Apparently underestimating al-Sadr’s appeal, the U.S.-led occupation authority closed his newspaper, arrested a key aide and announced a warrant for his arrest in the April 2003 murder of a moderate cleric. Outraged loyalists rallied to his defense and then kept on fighting, motivated by religious zeal and admiration because al-Sadr stood up to the Americans.
“He’s like a military leader,” Habib said. “If he said: ‘I want the people to rise,’ they rise.”
Habib, who manufactures soft drinks, said the Americans asked for trouble by making false promises and then attacking the people who were making good on efforts to alleviate poverty.
“They are the ones who made the people fight them,” he said of the Americans. “They said they would rebuild the country and give the people their rights. It’s all lies.”
U.S. military officials argue their presence is needed to keep the militia from controlling the neighborhood. They say their military actions are usually coupled with reconstruction projects and that they would have focused more on rebuilding if they didn’t have to pursue attackers.

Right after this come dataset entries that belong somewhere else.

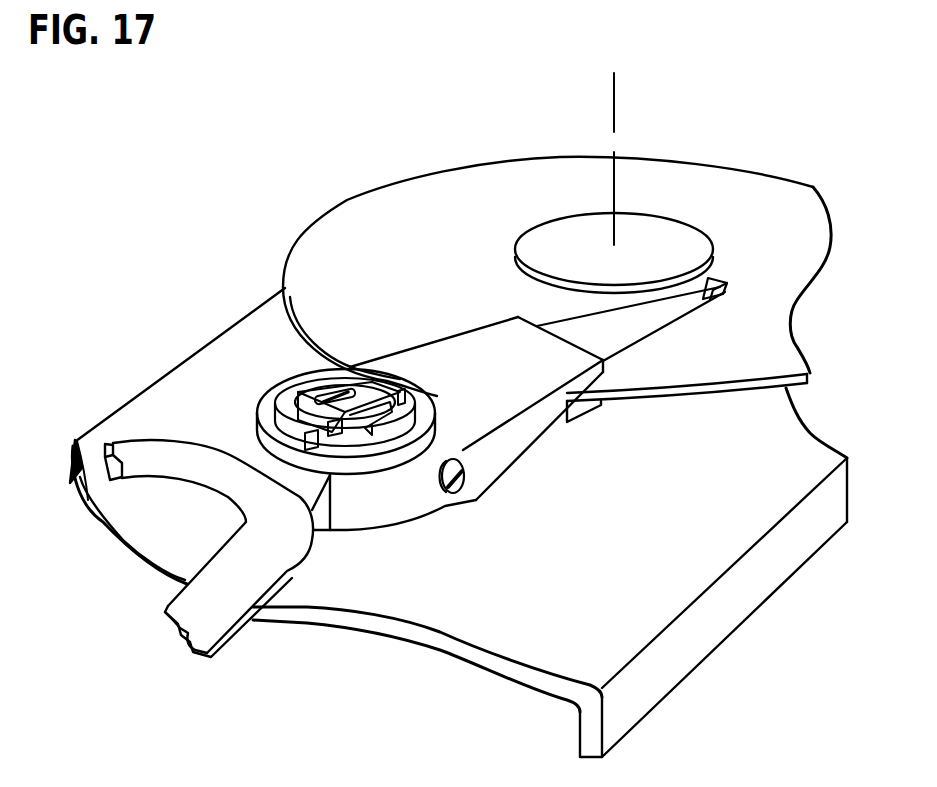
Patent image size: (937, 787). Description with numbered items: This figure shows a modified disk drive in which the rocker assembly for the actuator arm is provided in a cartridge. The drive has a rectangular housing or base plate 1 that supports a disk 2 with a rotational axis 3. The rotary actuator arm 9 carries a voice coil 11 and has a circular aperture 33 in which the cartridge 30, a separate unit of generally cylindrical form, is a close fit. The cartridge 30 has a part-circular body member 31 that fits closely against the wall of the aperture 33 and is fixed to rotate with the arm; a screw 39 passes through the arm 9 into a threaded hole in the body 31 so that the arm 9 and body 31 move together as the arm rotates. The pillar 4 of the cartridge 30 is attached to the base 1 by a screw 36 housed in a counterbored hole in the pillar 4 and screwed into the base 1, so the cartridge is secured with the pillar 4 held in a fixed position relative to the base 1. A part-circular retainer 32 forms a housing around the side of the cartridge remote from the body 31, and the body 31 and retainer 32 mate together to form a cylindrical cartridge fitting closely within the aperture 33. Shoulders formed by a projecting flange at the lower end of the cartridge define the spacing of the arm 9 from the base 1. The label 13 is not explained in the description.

The base plate 1 is at (190, 410).
The disk 2 is at (690, 187).
The rotational axis 3 is at (613, 197).
The pillar 4 is at (370, 378).
The actuator arm 9 is at (500, 350).
The voice coil 11 is at (133, 455).
The disk 13 is at (488, 203).
The cartridge 30 is at (722, 287).
The body member 31 is at (410, 380).
The retainer 32 is at (267, 390).
The circular aperture 33 is at (427, 437).
The screw 36 is at (337, 367).
The screw 39 is at (467, 491).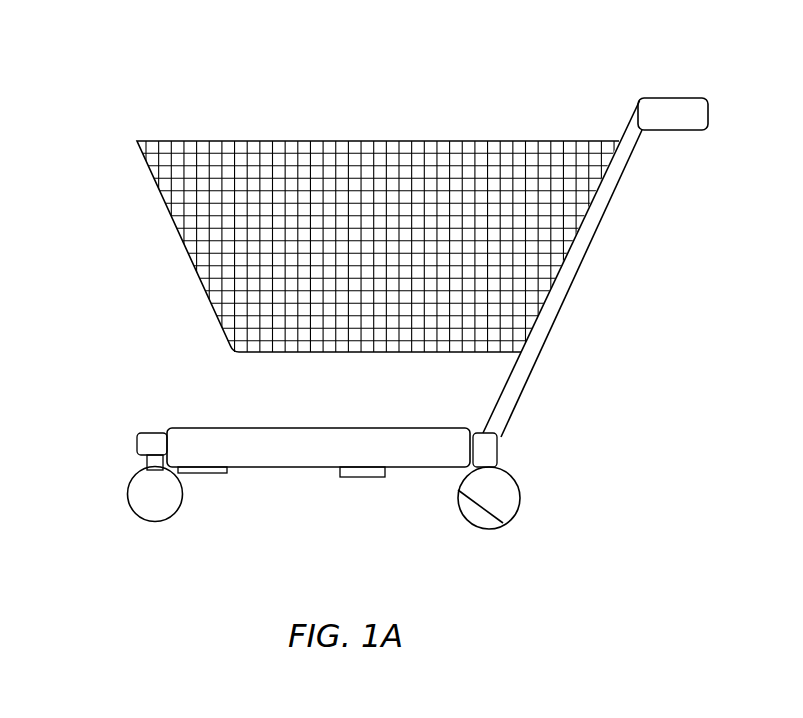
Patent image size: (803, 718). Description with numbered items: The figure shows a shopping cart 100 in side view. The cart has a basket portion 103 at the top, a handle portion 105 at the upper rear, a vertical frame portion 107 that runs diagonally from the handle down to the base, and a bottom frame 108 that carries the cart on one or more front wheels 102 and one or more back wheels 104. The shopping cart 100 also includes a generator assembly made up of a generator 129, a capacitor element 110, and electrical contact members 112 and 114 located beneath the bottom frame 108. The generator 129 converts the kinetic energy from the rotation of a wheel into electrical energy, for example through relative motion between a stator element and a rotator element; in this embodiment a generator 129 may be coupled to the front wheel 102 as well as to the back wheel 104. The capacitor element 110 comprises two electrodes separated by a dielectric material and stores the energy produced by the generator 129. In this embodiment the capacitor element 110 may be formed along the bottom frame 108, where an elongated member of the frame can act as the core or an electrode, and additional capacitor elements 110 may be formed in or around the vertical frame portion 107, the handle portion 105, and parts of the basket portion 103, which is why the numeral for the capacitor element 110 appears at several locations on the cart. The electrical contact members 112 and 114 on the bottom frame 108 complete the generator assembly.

The shopping cart 100 is at (186, 75).
The front wheel 102 is at (168, 518).
The basket portion 103 is at (408, 140).
The back wheel 104 is at (467, 523).
The handle portion 105 is at (667, 92).
The vertical frame portion 107 is at (580, 268).
The bottom frame 108 is at (138, 443).
The capacitor element 110 is at (703, 102).
The electrical contact member 112 is at (370, 477).
The electrical contact member 114 is at (212, 473).
The generator 129 is at (311, 509).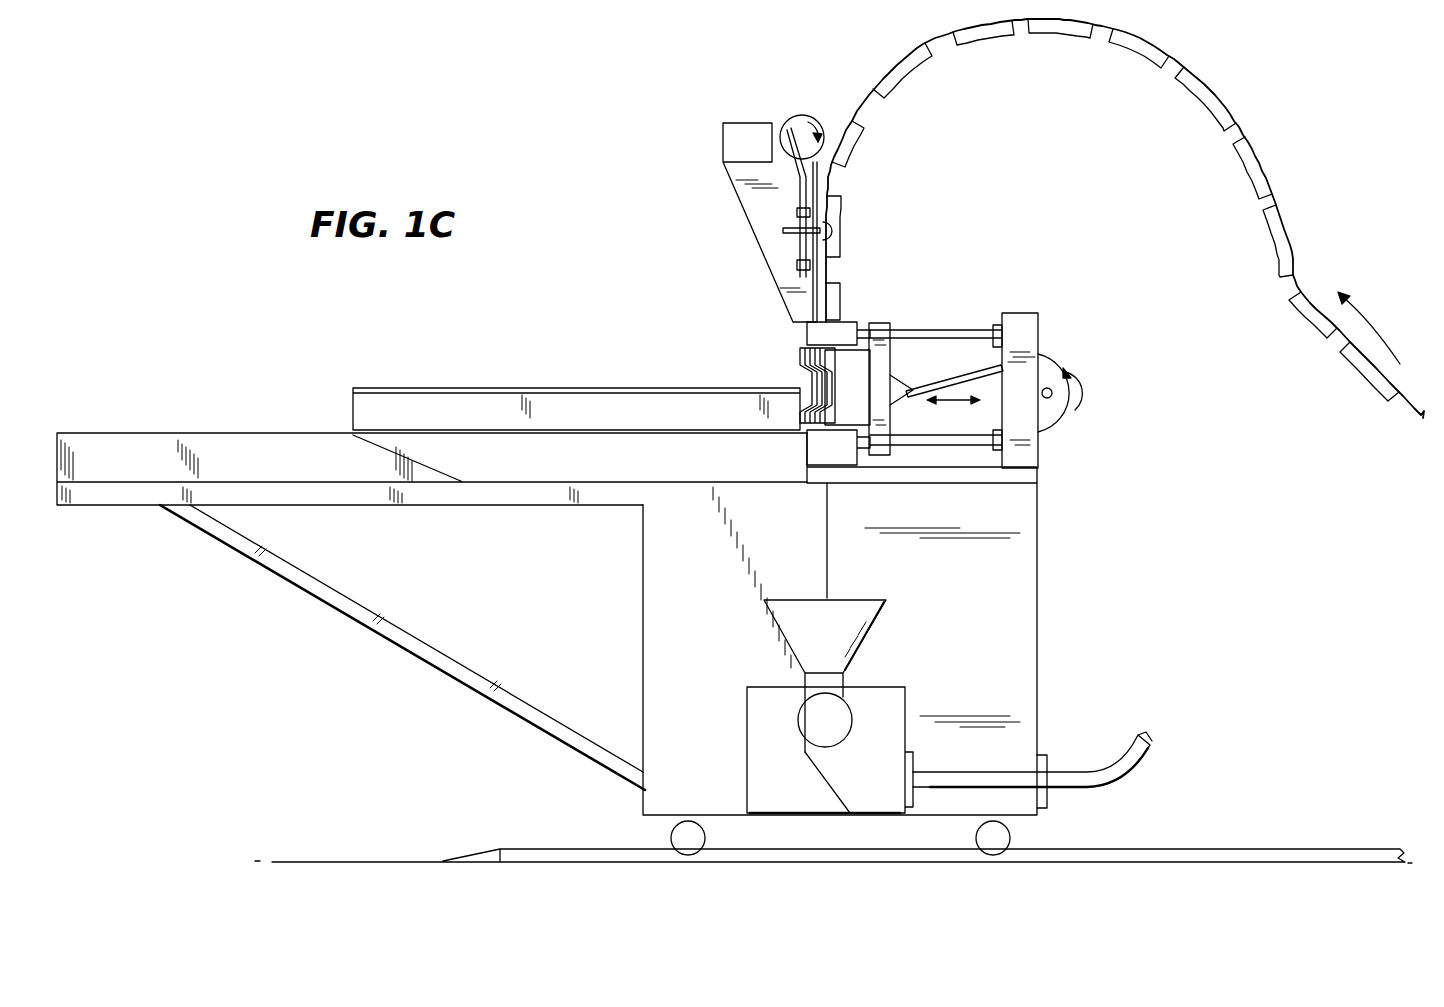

Their explanations find little resonance in Sadr City, where residents angrily swap stories – true or not – of the latest U.S. atrocity: Troops snatched young men at night; they shot a mentally retarded boy who aimed a fake gun; they randomly opened fire, scaring children.
In private, some people express anger at the Shiite militiamen, saying some of them are criminals with nothing better to do. Few would dare criticize the fighters in public, though, for fear of reprisal.
Al-Sadr aides argue that saboteurs stage some attacks, such as blowing up the al-Karama police station, to create strife and tarnish the militia’s image.
Previous cease-fire agreements in Sadr City have collapsed with each side blaming the other.
Yet while Sadr City has proven to be a tough front in al-Sadr’s battle with the Americans, it seems to get relatively little attention within the larger Shiite community.
In the southern holy cities of Najaf and Karbala, for instance, top clerics rallied to stop the violence to protect Shiite Islam’s most sacred shrines. That kind of pressure has not been applied in Sadr City, where not much is of consequence – except to those who live here.
Pieces of trash float in pools of greenish sewage water. Sheep and horses pick at mounds of rubble. Electricity outages force families to bake in the sweltering heat.
Clashes between U.S. troops and al-Sadr’s fighters have left Sadr City with shattered storefronts, bullet-riddled squat buildings and black banners mourning “martyrs.”
Fatma Hussein says she isn’t sure whom to blame – the Americans or the Shiite militia – but she knows she wants the violence to end.
“What fault is this of ours? Our children are scared,” she said. “We are hurting.”